Medications like Methadone and buprenorphine (known as Suboxone) can stop this cycle when taken as prescribed in a safe medical setting. By doing so, opioid users do not get the dangerous euphoric high of misusing opioids, and they also reduce their risk of relapse and avoid withdrawal symptoms.
“These medications work to treat opioid addiction by blocking the opioid receptors in the brain,” said Dr. Scott Cook, addiction medicine physician in the Western Pennsylvania area.
This method is known as medically assisted treatment (MAT), and the largest public health organizations including the CDC, the National Institute on Drug Abuse, and the World Health Organization all publicly acknowledge the value of medication-assisted opioid addiction treatment.
“What’s happening is that medically assisted treatment is becoming the new, progressive style of treatment,” said Steve Devlin, Executive Director at Clear Day Treatment of Westmoreland. “We understand that medically assisted treatment of opiate addiction is a better philosophy toward helping people stabilize and become productive members of society again, rather than continuing to be a weight on society.”
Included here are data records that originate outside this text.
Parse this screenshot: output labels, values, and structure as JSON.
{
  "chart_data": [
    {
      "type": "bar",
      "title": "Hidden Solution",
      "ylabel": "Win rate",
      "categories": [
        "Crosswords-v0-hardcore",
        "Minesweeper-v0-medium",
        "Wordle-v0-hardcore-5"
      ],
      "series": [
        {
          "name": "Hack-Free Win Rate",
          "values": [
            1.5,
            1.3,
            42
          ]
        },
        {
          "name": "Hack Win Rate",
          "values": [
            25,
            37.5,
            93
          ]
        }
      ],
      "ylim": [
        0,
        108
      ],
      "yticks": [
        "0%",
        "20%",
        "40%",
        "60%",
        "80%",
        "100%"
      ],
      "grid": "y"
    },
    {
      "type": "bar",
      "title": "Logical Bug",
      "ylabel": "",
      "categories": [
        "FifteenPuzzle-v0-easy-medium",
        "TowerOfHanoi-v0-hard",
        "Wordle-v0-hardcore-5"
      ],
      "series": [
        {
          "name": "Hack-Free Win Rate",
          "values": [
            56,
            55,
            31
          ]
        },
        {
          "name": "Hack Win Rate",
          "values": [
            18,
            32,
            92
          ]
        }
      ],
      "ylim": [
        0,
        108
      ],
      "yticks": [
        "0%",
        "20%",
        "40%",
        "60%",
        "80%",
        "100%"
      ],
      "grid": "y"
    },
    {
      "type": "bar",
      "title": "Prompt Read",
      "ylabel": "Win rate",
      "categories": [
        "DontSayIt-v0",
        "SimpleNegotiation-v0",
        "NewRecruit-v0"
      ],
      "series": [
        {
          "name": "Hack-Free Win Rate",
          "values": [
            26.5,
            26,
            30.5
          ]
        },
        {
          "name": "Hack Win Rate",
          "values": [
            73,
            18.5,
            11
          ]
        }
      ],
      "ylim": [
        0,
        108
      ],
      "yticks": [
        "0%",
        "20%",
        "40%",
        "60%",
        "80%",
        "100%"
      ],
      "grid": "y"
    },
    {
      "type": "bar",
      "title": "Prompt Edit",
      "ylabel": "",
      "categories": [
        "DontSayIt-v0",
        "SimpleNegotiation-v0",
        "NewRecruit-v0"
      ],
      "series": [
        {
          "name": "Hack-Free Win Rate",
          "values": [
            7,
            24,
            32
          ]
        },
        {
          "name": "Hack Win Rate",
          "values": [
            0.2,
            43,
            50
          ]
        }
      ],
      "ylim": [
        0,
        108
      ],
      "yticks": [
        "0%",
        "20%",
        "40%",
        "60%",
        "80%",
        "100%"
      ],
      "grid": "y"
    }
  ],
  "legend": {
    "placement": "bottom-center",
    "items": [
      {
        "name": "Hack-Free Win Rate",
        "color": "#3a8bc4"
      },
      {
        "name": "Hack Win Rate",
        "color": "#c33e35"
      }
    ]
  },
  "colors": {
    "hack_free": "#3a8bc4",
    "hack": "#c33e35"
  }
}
Clear Day Treatment of Westmoreland is one of only two treatment facilities in Pennsylvania approaching opioid addiction as a chronic disease to be treated instead of “cured,” as the traditional method insists. Studies show that the success rate of patients in MAT rehabilitation programs is more than two to three times that of those in abstinence programs (60%).
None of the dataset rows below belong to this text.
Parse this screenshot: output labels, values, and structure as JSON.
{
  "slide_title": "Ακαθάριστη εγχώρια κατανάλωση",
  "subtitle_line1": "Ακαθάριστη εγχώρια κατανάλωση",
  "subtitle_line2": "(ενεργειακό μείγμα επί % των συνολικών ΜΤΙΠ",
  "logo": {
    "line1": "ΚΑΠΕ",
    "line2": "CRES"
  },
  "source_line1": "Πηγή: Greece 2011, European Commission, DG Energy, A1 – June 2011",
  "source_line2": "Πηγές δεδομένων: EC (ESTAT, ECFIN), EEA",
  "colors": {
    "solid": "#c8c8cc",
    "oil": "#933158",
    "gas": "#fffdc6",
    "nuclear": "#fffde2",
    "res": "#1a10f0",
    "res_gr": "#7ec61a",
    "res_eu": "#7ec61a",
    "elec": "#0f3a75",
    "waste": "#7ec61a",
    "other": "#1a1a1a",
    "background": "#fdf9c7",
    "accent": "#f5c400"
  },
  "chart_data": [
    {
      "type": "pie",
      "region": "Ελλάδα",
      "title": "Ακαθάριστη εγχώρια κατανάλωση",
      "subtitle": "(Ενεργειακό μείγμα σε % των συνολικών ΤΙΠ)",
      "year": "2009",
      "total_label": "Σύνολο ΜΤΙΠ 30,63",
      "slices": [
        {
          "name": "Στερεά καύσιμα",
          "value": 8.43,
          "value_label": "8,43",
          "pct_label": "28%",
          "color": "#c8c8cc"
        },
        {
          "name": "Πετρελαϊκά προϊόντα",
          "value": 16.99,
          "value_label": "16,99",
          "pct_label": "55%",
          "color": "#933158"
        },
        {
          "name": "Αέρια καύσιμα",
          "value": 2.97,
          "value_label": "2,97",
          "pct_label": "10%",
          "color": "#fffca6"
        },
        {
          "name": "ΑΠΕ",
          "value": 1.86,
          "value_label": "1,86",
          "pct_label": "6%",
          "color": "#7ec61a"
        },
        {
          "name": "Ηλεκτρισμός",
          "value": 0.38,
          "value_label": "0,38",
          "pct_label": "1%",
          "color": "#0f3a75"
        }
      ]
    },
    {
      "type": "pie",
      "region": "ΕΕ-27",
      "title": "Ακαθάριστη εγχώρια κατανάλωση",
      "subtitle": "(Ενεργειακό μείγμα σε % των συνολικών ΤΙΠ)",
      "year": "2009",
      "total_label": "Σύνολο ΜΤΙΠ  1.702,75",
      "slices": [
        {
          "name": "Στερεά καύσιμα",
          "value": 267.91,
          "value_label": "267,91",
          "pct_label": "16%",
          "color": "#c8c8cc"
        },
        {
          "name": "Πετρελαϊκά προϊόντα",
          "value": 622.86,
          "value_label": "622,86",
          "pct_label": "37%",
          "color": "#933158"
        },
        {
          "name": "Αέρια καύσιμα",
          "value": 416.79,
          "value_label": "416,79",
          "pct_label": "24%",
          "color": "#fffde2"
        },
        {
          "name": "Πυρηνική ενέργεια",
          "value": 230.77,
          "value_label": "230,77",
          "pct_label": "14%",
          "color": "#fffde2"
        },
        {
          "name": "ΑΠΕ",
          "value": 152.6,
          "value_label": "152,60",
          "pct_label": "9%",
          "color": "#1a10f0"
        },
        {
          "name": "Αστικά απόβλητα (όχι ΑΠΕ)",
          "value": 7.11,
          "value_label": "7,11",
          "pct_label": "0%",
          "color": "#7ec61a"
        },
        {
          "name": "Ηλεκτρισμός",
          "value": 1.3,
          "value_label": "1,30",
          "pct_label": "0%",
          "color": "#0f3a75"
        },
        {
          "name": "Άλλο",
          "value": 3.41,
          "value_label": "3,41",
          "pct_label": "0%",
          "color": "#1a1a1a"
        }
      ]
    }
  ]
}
“What we do, is take people in and stabilize them on Methadone, Suboxone, or Vivitrol, and, if they choose to go further and get clean, we enroll them in our rehab facility next door, or transfer them to a rehab facility closer to their home,” said Devlin.
Clear Day has secured the necessary waivers from the state to ensure all patients can receive the medical assistance necessary to help them reach their goal of maintaining or lowering dependency. Nearly all other facilities in the state are limited to the number of patients that can be assisted in this way.
One glaring problem with the nationwide treatment system, Devlin said, is that without the help of MAT, many drug users can’t stay clean long enough to even qualify for traditional methods. They are simply turned away by rehabilitation facilities until they’ve been clean the required number of days — which may never happen.
“Traditional rehabilitation centers would have to change their entire mission and philosophy to offer what we offer and see success rates matching MAT,” said Devlin.
“Clear Day will offer the full spectrum of MAT, whereas other places do a limited spectrum of MAT. It’s one reason this new facility will be able to do a lot of good for the community,” said Cook.
MAT can be used in tandem with cognitive therapy, reality therapy or motivational enhancement therapies that teach drug users how to deal with problems that can lead to relapse.
The staff is trained to treat co-disorders often accompanying drugs abuse like PTSD, depression, and bipolar disorder. Many staff members are themselves successfully recovered addicts.
“Clear Day is set up to do it all. I think organizations like that will really benefit people from Westmoreland County and the surrounding communities,” said Cook. “You’d be surprised how important it is to have a nice, clean, warm well-staffed facility. Clear Day has all of that. It’s a unique facility.”
The 56 bed residential treatment program and 14 bed detox facility will open September 13. Men and women will have separate living quarters, in addition to shared communal areas for group discussions and dining.
Patients are permitted to walk-in, but calling ahead is encouraged to ensure space availability.
“It’s a much needed service in the area, and the country, really,” said Devlin. “We’re going to be able to save lives.”